このリスクを理解しないままM&Aを進めてしまうと、失敗する可能性も高くなるでしょう。

買収する企業のリスクとしては、まず買収するにあたっての代価を高くし過ぎてしまうことが考えらえます。
買収する際には、その企業の財務状況などを調査するのですが、その際に見落としがちなのが保証債務や簿外債務といわれるものです。

これらの債務は、通常企業情報として見ることができる書類には記載されていないものです。
これを計算に入れていないと、買収した企業の価値が見積もっていたよりも低かったということになりかねず、後に発覚して大きな損失へとつながることもあるのです。

また、企業を買収した後で、その企業が不正を働いていたことが発覚してしまうこともあります。
買収した後で、前の経営陣がやっていたことという言い訳が通じるものではありません。
結局は、買収した企業にその責任が降りかかってしまうことになるのです。

このような事態は何も珍しい物ではなく、意外と頻繁に起こり得ます。
そのせいで、他の事業まで影響を受けてしまったり、多額の債務を背負うことになったりすることもあり得るのです。
不正の内容は、従業員の不正取引から企業の脱税、および賄賂の授受などもあります。

買収する企業には、このようなリスクが存在しています。
それでは、売却する側の企業が被るリスクについても考えてみましょう。

売却する側としては、契約を結んでしまえばもう関係ない、という訳にも行きません。
事業承継前に起こっているトラブルについては、きちんと対処しなくてはいけない場合もあります。
例えば、譲渡前に起こったトラブルの損害賠償を請求される可能性もあるのです。
その場合は、責任の所在などが非常に複雑となるでしょう。

また、売却後に経営姿勢の問題が発覚して、従業員に対する雇用契約違反などに問われる可能性もあります。
この点を知りながら事業を売却してしまうと、個人的に責任を問われる事にもなり得るのです。
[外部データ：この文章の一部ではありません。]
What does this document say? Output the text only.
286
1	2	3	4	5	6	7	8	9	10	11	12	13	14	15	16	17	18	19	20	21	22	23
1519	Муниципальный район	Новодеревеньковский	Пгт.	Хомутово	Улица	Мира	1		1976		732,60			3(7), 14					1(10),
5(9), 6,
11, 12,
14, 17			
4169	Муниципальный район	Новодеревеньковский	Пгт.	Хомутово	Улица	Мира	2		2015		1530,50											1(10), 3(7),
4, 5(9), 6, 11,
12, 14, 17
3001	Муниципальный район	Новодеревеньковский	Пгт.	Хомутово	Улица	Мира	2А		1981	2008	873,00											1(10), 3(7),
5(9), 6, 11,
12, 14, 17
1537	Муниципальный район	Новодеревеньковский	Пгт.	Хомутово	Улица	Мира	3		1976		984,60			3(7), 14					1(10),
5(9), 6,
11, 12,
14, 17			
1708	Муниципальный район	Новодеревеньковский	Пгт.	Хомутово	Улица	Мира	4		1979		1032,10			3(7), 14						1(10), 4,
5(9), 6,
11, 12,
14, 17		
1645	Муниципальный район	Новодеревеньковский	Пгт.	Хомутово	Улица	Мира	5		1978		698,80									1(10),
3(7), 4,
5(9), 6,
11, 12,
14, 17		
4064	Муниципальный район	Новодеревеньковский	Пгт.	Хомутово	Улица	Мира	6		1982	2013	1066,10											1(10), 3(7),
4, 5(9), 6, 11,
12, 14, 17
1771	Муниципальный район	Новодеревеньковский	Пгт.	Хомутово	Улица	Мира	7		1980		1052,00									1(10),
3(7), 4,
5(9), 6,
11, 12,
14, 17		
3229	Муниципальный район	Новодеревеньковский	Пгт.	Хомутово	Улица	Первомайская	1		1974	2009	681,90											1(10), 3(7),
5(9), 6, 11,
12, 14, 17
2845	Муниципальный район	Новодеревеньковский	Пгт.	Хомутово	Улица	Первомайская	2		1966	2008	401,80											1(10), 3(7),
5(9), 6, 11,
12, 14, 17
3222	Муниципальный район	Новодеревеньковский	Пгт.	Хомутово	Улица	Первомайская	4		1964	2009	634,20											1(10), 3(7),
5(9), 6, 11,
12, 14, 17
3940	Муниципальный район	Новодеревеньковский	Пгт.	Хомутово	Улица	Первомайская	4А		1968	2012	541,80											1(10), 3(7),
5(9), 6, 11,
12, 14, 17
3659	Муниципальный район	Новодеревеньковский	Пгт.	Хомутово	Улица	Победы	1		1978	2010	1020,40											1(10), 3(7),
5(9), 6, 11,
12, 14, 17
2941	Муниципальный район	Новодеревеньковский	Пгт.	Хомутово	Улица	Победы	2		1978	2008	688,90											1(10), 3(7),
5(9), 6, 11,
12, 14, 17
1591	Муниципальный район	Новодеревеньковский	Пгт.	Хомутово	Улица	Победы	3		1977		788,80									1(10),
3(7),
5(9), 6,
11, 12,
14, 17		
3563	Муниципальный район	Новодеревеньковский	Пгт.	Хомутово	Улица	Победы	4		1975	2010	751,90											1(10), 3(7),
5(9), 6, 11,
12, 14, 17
M&Aは、こうしたリスクがあることを踏まえた上で行い、リスクマネジメントもしっかりと行うようにしましょう。

まとめ

M&Aには多くのメリットがありますが、決して無視できないようなリスクもあります。
このリスクについては、あらかじめ把握しておかなくては適切なリスクマネジメントも行うことができません。
まずは、買収する側と売却する側のそれぞれに、どのようなリスクがあるのかを把握した上で、そのリスクによるダメージを最小限にできるようにリスクマネジメントをしっかりと行いましょう。